Document Type: Original Paper
Department of oncology, Medical Physicist, Apollo Cancer Hospital, Hyderabad, INDIA
Medical Physicist, Department of Oncology, Apollo Cancer Hospital,Hyderabad, Telangana,INDIA
Chief Medical Physicist,Department of Oncology, Apollo Cancer Hospital,Hyderabad, Telangana,INDIA
Professor, Centre for Biomaterials, cellular & Molecular Theranostics, VIT University, Vellore,Tamilnadu, INDIA
Professor, Department of Physics, School of Advanced Sciences, VIT university, Vellore, Tamilnadu, INDIA
Professor, Department of physics, School pf Advanced Sciences, VIT University,Vellore, Tamilnadu,INDIA
Introduction: The aim of this study was to determine the accuracy of two different immobilization methods in patient positioning in cranial radiotherapy. The six-dimensional (6D) target localization accuracy of using a dedicated stereotactic mask was compared with that of a conventional head mask by the ExacTrac system.

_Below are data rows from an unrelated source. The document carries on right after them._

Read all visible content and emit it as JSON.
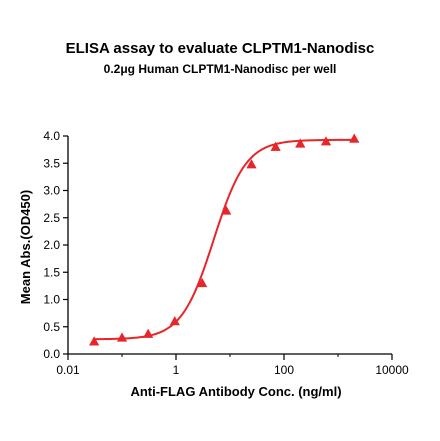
{
  "chart_data": {
    "type": "scatter",
    "title": "ELISA assay to evaluate CLPTM1-Nanodisc",
    "subtitle": "0.2μg Human CLPTM1-Nanodisc per well",
    "xlabel": "Anti-FLAG Antibody Conc. (ng/ml)",
    "ylabel": "Mean Abs.(OD450)",
    "xscale": "log",
    "xlim": [
      0.01,
      10000
    ],
    "ylim": [
      0.0,
      4.0
    ],
    "xticks": [
      0.01,
      1,
      100,
      10000
    ],
    "xtick_labels": [
      "0.01",
      "1",
      "100",
      "10000"
    ],
    "yticks": [
      0.0,
      0.5,
      1.0,
      1.5,
      2.0,
      2.5,
      3.0,
      3.5,
      4.0
    ],
    "ytick_labels": [
      "0.0",
      "0.5",
      "1.0",
      "1.5",
      "2.0",
      "2.5",
      "3.0",
      "3.5",
      "4.0"
    ],
    "series": [
      {
        "color": "#e8262a",
        "marker": "triangle",
        "x": [
          0.0305,
          0.1,
          0.305,
          0.95,
          3.05,
          8.5,
          25,
          70,
          200,
          600,
          2000
        ],
        "y": [
          0.23,
          0.3,
          0.37,
          0.6,
          1.3,
          2.63,
          3.48,
          3.8,
          3.86,
          3.9,
          3.95
        ]
      }
    ],
    "fit": {
      "type": "4PL",
      "bottom": 0.27,
      "top": 3.93,
      "ec50": 5.0,
      "hill": 1.45
    },
    "grid": false,
    "legend": "none"
  }
}
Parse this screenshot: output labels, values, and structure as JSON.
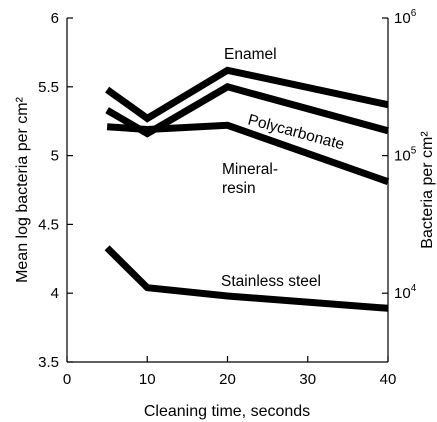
{
  "chart_data": {
    "type": "line",
    "xlabel": "Cleaning time, seconds",
    "ylabel": "Mean log bacteria per cm²",
    "y2label": "Bacteria per cm²",
    "xlim": [
      0,
      40
    ],
    "ylim": [
      3.5,
      6
    ],
    "x_ticks": [
      0,
      10,
      20,
      30,
      40
    ],
    "y_ticks": [
      3.5,
      4,
      4.5,
      5,
      5.5,
      6
    ],
    "y2_ticks": [
      {
        "label": "10",
        "exp": "4",
        "log": 4
      },
      {
        "label": "10",
        "exp": "5",
        "log": 5
      },
      {
        "label": "10",
        "exp": "6",
        "log": 6
      }
    ],
    "grid": false,
    "legend": "none",
    "line_color": "#000000",
    "series": [
      {
        "name": "Enamel",
        "x": [
          5,
          10,
          20,
          40
        ],
        "y": [
          5.48,
          5.27,
          5.62,
          5.37
        ]
      },
      {
        "name": "Polycarbonate",
        "x": [
          5,
          10,
          20,
          40
        ],
        "y": [
          5.33,
          5.16,
          5.5,
          5.18
        ]
      },
      {
        "name": "Mineral-resin",
        "x": [
          5,
          10,
          20,
          40
        ],
        "y": [
          5.21,
          5.19,
          5.22,
          4.81
        ]
      },
      {
        "name": "Stainless steel",
        "x": [
          5,
          10,
          20,
          40
        ],
        "y": [
          4.33,
          4.04,
          3.98,
          3.89
        ]
      }
    ],
    "labels": {
      "enamel": "Enamel",
      "polycarbonate": "Polycarbonate",
      "mineral_line1": "Mineral-",
      "mineral_line2": "resin",
      "stainless": "Stainless steel"
    }
  }
}
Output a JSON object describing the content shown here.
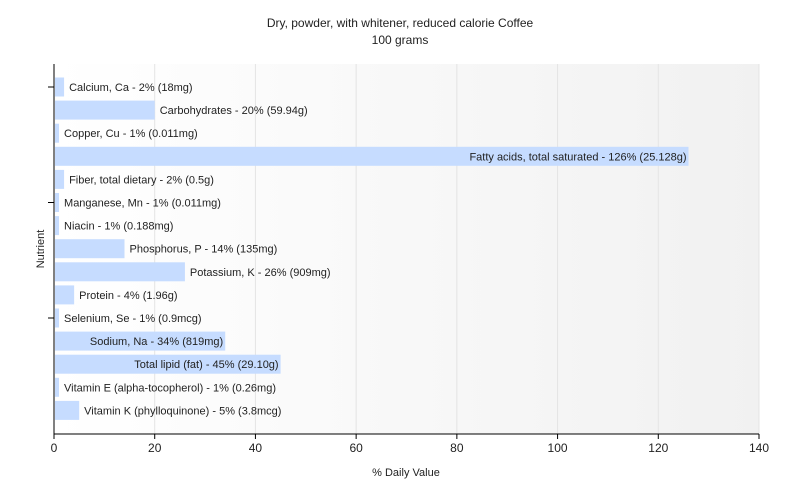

Material and Methods: A total of 56 patients with cranial lesions were included in this study (26 patients with a dedicated stereotactic mask and 30 subjects with a conventional head mask). The ExacTrac image-guided positioning system was utilized to obtain daily translational and rotational patient positioning displacement from the intended position. The 6D setup data was analyzed to obtain population mean, systematic and random errors, and three-dimensional (3D) vector shifts in all the patients.
Results: The population mean values of setup errors were comparable with both immobilization systems; however, the spread as indicated by population systematic and population random errors was more in the use of a conventional head mask. The mean values of the 3D vector shifts were 2.09±1.00 and 4.51±3.38 mm with the use of a dedicated stereotactic mask and conventional head mask, respectively. The frequency distribution of maximum rotational deviation and statistical analysis demonstrated a significant difference in immobilization accuracy between stereotactic immobilization and 3-clamp immobilization (P<0.05).
Conclusion: The results revealed that there was a significant reduction in target positioning errors with a dedicated stereotactic mask, compared to that with a conventional cranial mask. Furthermore, a dedicated stereotactic mask is required to keep rotational deviations within system correctable limits.